What are Real Estate Investment Trusts (REITs)?
Simply speaking, Real Estate Investment Trusts (REITs) are mutual funds that invest in real estate instead of stocks or debt securities. They raise money through stock exchanges, and are listed on the stock exchanges.
Like mutual funds, they collect small amounts of money from common investors, pool it, and use it to invest in real estate properties.
REITs are very popular both among retail and institutional investors around the world. They are also known as Real Estate Mutual Funds (REMFs) in some marketsBenefits of Real Estate Investment Trusts (REITs)
Low investment
You need to invest only a fraction of the money needed to buy a property on your own, but would still be able to participate in the rally in the real estate market!
Diversification of risk
If you invest on your own, you can buy say one or two properties, whereas a REIT invests in many properties using the pooled money. Thus, you are able to spread your risk between various properties and projects.

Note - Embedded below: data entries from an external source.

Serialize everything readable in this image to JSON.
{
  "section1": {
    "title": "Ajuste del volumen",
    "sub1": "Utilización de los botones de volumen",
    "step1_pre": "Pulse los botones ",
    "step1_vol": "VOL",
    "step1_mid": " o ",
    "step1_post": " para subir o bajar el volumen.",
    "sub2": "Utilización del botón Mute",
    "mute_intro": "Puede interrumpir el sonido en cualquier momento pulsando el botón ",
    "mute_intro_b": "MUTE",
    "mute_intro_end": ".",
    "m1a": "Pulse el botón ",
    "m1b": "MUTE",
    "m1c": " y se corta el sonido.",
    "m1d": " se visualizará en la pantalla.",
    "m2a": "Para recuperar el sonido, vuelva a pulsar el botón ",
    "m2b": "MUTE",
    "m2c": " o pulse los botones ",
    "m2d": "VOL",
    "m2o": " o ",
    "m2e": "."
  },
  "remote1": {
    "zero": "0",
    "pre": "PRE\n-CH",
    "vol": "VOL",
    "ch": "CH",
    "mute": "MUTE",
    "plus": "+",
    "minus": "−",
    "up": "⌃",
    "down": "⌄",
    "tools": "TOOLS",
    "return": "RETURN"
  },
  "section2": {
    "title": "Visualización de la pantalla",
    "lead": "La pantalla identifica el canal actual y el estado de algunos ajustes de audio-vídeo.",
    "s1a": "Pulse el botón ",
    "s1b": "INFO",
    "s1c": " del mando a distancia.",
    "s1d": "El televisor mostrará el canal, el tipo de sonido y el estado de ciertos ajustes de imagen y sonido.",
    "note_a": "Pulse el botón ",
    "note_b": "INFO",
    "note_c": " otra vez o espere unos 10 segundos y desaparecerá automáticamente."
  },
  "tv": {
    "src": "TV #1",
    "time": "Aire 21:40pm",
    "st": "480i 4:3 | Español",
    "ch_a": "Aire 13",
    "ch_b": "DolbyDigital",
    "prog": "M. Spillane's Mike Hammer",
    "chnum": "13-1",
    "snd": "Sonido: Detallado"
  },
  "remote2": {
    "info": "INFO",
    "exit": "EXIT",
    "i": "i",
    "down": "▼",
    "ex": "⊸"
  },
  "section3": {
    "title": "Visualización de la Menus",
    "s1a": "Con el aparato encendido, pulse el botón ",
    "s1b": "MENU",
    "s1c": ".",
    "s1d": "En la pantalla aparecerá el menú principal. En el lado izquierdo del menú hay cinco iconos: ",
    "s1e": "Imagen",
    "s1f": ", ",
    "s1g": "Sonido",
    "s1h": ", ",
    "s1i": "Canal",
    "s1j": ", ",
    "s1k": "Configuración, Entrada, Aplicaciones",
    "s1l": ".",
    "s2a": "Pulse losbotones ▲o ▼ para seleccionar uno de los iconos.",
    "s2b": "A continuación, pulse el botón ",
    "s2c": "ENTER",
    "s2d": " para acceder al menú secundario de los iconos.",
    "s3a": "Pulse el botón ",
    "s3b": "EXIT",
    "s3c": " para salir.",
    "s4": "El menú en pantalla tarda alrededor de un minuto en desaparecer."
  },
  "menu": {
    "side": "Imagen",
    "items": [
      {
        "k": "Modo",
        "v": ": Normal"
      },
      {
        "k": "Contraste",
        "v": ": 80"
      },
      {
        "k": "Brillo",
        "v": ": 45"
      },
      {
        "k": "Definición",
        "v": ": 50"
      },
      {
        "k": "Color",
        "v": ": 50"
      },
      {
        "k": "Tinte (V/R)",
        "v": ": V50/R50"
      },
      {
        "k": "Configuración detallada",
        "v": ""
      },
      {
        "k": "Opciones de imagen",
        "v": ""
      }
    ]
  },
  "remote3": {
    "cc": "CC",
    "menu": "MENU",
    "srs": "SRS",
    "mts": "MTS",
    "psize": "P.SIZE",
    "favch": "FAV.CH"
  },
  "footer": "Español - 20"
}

Imagine owning a share in apartments in Mumbai and Delhi, and in some posh malls in Gurgaon and Bangalore at the same time!
Liquidity and transparency
When REITs become active participants of the real estate market, they would bring the much needed transparency to it. Since they would need to report all transactions, this would result in a reduction of cash transactions in the real estate market. They would also make the property market more liquid.
Exit route for Private Equity investors
Recently, we have seen a lot of investment in various real estate projects by Private Equity investors (Estimate for year 2007 is Rs. 25,000 Crores). REITs would be large buyers who can buy properties from Private Equity investors, thus giving them an attractive exit route. This would encourage Private Equity investors to invest even more in the real estate market, which can further strengthen the market.